Целовал его соски… ласкал член…
Как долго? Не знаю.
Неожиданно услышал звонкий женский смех.
— Очнитесь, очнитесь же наконец, молодой человек, извините, я только хотела немножко с вами поиграть… Наказать вас за простительную дерзость. Освободить ваше — хи-хи-хи — бессознательное…
Я все еще сидел на стуле за шестигранным столом. Напротив меня восседала Белла Марковна и снисходительно смотрела на меня.
Большой палец моей правой руки… был у меня во рту. И я сосал его и ласкал языком его шершавую соленую подушечку.
Из зрительского зала, находящегося позади нас, послышался вялый аплодисмент.
…
Что было дальше, я не помню. Пережил что-то вроде блэкаута.
Пришел в себя в вагоне метро. Где-то у Киевской радиальной.
Перед глазами — черно, в душе пусто. Противно немного. Как будто по затылку чем-то тяжелым ударили. Вроде и не больно, но муторно. Постепенно сознание возвратилось…
Вышел на остановке и, сам не знаю зачем, начал смотреть на эти идиотские фрески на стенах. Машинально.
Остановился у одной. В середине стоит сдобный такой седоусый дед в фуражке и мундире… с медалями. Рожа у него удивительно тупая. «Народная».
Тупой… и немножко на Сталина смахивает, как и все старики на сталинских фресках…
А слева и справа от него изображены — молодой шахтер с отбойным молотком и пацан из ремеслухи с книжкой в руке. Вроде как этот дед передает эстафету молодому поколению. Работайте дальше, мол… Всю жизнь. Получите ордена и медали.
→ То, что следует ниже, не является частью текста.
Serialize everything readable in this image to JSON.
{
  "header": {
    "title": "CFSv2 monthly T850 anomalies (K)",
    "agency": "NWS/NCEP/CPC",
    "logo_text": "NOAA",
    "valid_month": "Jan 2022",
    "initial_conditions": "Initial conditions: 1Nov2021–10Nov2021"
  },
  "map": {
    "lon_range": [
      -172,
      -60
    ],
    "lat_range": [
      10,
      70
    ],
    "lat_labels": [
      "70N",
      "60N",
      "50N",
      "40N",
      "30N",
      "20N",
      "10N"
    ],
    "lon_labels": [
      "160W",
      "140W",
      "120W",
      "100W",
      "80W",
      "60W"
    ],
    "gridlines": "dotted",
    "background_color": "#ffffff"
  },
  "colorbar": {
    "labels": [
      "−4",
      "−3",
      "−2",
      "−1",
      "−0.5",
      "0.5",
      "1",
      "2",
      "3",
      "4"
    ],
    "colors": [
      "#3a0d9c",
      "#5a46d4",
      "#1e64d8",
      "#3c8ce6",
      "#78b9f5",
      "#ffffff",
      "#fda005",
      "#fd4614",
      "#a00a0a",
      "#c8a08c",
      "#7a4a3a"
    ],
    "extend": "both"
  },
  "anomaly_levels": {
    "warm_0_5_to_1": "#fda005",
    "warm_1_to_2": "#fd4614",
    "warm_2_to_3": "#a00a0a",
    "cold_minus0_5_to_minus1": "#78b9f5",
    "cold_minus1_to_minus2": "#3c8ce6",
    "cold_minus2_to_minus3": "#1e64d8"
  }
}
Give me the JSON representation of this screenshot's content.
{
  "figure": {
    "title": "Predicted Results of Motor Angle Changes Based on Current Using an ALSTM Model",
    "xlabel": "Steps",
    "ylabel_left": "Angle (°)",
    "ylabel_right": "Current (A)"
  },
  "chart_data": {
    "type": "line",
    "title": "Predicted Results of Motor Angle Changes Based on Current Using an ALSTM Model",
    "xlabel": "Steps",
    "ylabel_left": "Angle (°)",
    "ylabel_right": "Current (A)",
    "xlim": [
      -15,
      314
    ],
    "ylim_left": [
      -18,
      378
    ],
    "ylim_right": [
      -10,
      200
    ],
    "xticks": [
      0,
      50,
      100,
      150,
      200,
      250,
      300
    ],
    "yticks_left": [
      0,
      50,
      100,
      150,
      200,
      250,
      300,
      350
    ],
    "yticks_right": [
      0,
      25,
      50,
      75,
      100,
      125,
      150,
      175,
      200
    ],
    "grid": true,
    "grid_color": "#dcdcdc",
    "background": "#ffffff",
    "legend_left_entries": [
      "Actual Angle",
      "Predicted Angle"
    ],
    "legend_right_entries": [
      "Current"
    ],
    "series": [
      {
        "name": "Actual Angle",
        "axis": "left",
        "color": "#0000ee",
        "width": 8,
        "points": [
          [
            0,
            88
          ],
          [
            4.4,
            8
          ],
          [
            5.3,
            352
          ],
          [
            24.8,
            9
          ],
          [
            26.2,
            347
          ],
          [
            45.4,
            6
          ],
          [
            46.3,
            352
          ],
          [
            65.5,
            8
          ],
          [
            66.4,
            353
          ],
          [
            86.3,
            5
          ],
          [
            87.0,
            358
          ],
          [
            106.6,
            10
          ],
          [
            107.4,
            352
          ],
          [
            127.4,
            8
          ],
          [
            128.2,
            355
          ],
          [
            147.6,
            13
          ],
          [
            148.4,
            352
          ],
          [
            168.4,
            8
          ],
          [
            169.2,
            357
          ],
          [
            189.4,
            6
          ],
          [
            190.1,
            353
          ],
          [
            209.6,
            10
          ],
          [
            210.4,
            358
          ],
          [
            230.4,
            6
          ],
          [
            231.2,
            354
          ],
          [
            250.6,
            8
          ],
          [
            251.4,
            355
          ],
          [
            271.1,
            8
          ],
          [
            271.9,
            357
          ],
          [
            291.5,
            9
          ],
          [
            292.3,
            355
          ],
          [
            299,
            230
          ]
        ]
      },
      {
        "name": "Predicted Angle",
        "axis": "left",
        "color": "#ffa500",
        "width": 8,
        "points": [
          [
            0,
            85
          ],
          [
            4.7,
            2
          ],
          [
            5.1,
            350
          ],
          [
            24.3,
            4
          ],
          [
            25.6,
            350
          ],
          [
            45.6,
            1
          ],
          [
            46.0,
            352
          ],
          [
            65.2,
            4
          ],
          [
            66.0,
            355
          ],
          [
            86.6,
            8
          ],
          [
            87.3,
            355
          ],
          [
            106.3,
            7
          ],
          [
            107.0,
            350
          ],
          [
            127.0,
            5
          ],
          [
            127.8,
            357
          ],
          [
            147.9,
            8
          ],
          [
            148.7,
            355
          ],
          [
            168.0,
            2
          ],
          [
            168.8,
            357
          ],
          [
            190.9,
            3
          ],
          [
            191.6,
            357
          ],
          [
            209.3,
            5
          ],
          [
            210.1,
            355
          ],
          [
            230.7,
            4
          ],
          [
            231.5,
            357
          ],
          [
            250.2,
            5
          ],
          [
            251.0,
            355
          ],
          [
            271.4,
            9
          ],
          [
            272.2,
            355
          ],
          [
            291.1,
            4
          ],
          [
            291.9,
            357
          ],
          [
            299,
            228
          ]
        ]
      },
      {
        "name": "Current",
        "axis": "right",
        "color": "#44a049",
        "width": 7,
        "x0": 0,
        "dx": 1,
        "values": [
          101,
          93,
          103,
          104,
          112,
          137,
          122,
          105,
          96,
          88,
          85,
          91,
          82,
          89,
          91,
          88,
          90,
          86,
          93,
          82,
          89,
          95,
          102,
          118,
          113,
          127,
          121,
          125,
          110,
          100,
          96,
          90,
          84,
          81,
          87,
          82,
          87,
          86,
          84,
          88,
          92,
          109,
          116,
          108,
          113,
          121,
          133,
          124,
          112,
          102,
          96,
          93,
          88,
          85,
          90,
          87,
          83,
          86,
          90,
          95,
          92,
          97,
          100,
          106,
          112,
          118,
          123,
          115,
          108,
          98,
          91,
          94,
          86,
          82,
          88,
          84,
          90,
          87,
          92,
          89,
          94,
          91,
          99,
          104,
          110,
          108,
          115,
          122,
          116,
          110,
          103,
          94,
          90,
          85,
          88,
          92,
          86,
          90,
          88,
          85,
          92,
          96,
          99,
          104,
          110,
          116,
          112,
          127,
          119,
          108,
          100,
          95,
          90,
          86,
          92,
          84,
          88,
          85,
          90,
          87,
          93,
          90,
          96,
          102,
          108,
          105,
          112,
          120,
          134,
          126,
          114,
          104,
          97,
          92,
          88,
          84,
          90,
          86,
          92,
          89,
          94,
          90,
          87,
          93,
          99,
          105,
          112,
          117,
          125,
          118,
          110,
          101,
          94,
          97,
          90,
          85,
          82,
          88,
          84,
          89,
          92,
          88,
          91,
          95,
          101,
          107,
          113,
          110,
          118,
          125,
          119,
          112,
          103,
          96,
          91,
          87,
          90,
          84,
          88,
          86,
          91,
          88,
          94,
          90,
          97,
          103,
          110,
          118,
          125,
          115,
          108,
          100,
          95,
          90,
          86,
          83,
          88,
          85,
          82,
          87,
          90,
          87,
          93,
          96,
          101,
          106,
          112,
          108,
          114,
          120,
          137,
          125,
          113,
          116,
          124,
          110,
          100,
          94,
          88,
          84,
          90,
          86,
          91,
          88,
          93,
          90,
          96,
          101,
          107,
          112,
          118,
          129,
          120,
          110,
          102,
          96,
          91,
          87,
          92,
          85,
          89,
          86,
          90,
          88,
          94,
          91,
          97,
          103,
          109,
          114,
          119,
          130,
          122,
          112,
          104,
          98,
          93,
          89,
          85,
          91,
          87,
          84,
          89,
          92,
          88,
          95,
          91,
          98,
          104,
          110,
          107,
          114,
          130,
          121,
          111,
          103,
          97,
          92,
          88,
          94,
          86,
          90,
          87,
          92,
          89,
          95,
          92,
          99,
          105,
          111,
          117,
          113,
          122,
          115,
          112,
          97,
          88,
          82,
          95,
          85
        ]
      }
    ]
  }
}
Как я.
Все это на золотом фоне. Такая советская картинка-агитка.
Смотрю я на нее, снизу-вверх, понятное дело, и вижу, как этот поганый дед с усами голову свою поворачивает, опускает и на меня смотрит. А рожа у него, уже не ветеранская, а сталинская.
И Сталин этот улыбается мне со стены…
Вот… подмигнул даже… гадливо так… и рукой поманил меня в фреску… входи, мол.